South Korean president and defense ministry home pages appear to be 'unavailable' 8 Jul 2009
South Korean president and Defense Ministry home pages appear to be 'unavailable,' 08 Jul 2009
South Korean computer security experts are bracing for more damage from a three-day old hacker attack that has been spreading like a virus and targeting government Web sites. 

South Korean officials warned Friday tens of thousands of personal computers around the country may be on the verge of wiping out their own data.

It is the latest twist in a wave of cyber sabotage that entered its third day Friday, greatly slowing or blocking completely dozens of government, banking and other Web sites. Web sites in the United States have also been affected.

Jung Jin-sung is head researcher at Ahn Lab, one of South Korea's largest anti-virus software companies.

He says he estimates 30 to 60,000 personal computers have been infected so far.

Some public information about the cyber attacks has been emerging via lawmakers with contacts to South Korea's main intelligence agency. They say the virus has been traced to 86 Internet protocol addresses in 16 different countries, including both the United States and South Korea.

North Korea is not on that list. However, parliamentary intelligence committee member Chung Chin-sup says intelligence officials have Pyongyang in mind.

He says intelligence officials are presuming that North Korea is involved in the attack - but cannot provide details because the investigation is proceeding.

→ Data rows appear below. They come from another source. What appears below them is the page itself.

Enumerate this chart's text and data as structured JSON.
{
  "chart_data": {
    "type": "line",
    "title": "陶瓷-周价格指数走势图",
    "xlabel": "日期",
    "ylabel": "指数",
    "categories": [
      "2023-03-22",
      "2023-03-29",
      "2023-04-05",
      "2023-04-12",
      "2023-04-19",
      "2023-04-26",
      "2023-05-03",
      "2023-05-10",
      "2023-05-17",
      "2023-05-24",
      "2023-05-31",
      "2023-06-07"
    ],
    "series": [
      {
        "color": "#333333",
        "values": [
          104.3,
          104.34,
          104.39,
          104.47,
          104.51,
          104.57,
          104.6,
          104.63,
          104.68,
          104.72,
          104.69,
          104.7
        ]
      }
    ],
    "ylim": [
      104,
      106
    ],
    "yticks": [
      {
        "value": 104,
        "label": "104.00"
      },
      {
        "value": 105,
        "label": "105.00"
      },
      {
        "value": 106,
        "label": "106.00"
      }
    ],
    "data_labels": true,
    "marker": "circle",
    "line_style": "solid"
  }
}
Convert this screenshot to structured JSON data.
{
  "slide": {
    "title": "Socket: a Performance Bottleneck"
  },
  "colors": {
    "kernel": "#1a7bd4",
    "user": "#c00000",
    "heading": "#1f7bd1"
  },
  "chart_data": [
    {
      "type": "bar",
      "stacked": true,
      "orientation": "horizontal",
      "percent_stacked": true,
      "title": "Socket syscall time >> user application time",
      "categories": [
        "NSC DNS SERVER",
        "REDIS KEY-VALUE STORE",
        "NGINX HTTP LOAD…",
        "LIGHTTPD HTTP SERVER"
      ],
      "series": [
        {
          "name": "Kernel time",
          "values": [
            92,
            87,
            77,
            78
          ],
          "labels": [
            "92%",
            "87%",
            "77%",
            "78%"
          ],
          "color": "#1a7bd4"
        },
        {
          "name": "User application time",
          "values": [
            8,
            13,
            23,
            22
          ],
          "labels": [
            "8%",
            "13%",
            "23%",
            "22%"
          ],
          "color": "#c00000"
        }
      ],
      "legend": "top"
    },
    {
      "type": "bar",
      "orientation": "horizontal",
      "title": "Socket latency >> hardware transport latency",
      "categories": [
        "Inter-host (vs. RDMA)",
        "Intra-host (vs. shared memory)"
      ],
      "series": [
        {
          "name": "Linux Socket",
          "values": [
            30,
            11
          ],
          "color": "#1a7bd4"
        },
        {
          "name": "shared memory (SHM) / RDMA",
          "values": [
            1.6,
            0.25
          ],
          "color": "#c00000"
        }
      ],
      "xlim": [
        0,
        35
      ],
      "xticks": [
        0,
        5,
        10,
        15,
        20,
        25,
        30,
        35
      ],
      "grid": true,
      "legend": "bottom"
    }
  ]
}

North Korea is on record last month as announcing it is "fully ready for any form of high-tech war." Yang Moo-jin, a professor at Seoul's University of North Korean Studies, says the North is no stranger to Web technology.

He says North Korean leader Kim Jong Il has been deeply interested for years in Internet networks as well as in cultivating the skilled human resources to deal with cyber warfare. He points out, the North Korean leader been building and expanding a North Korean Internet company since 2000.

Still, Yang is skeptical as to whether North Korea is technologically advanced enough to pull off such an attack.  So is Kim Yoo-jung, a spokesperson for South Korea's left-leaning Democratic party.

She says there is no evidence of North Korea's involvement, and that the National Intelligence Service is not helping matters by making people anxious.

Regardless of who is behind the attacks, South Korea's main information security agency says visits to its anti-virus protection page have skyrocketed, with nearly 300,000 hits on Friday alone.